Abstract microRNAs (miRs) delivered by gastric cancer (GC)-secreted extracellular vesicles (GC-EVs) are associated with the immune escape in GC. Microarray analysis based on the GSE112369 dataset identified the presence of poorly expressed CXXC finger protein 4 (CXXC4) in GC, which was validated in clinical samples of GC patients.
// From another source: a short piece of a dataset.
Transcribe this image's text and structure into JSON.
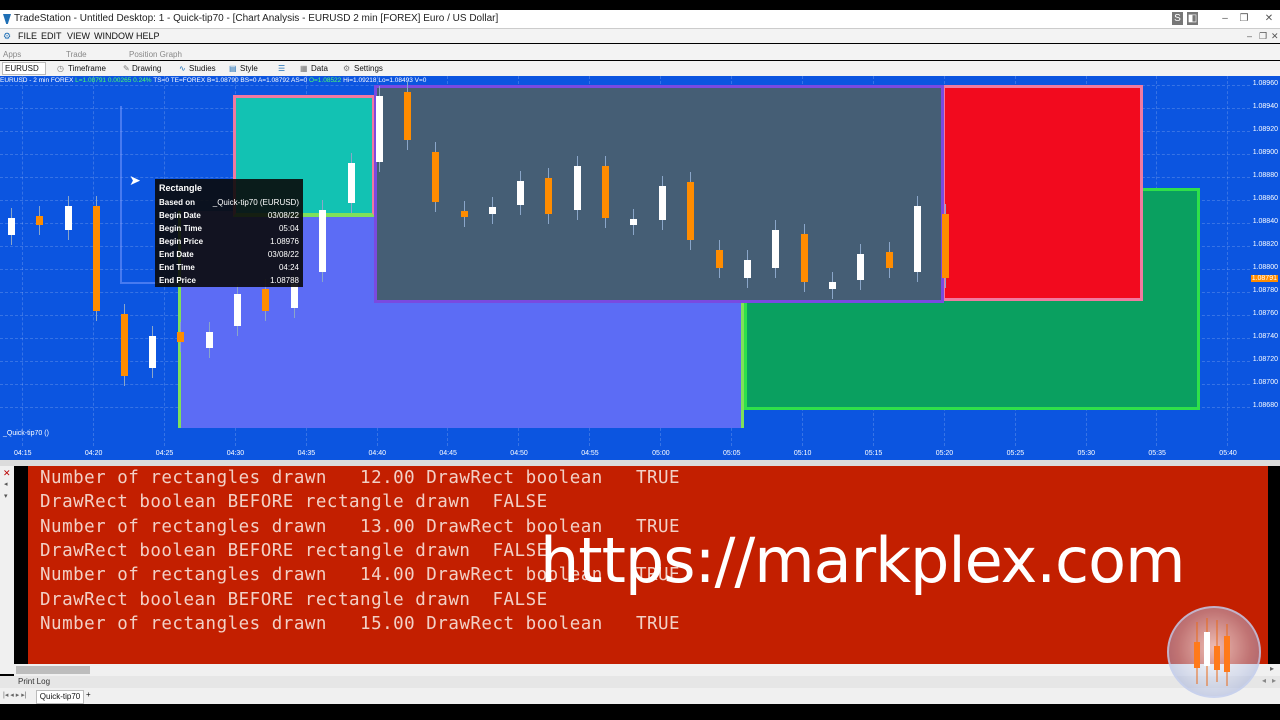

Moreover, prediction based on TargetScan analysis demonstrated putative miR-675-3p binding site in the 3’UTR region of CXXC4. Thereby, our study aims to determine the role of GC-EV-encapsulated miR-675-3p in GC. Firstly, CXXC4 was found to be negatively correlated with PD-L1. The effects of mitogen-activated protein kinases (MAPK) signaling on GC were evaluated using activator of the MAPK pathway. The overexpression of CXXC4 led to downregulated MAPK signaling pathway, thus decreasing PD-L1 expression to augment the proliferation and activation of T cells co-cultured with GC cell HGC-27. GC-EV-encapsulated miR-675-3p negatively regulated the expression of its target gene CXXC4. GC-EV-encapsulated miR-675-3p increased PD-L1 expression to stimulate the immune escape in vitro and EV-encapsulated miR-675-3p accelerated cisplatin resistance in vivo. Collectively, the aforementioned findings present a mechanism in which EV-mediated miR-675-3p upregulates PD-L1 expression, promoting immune escape in GC.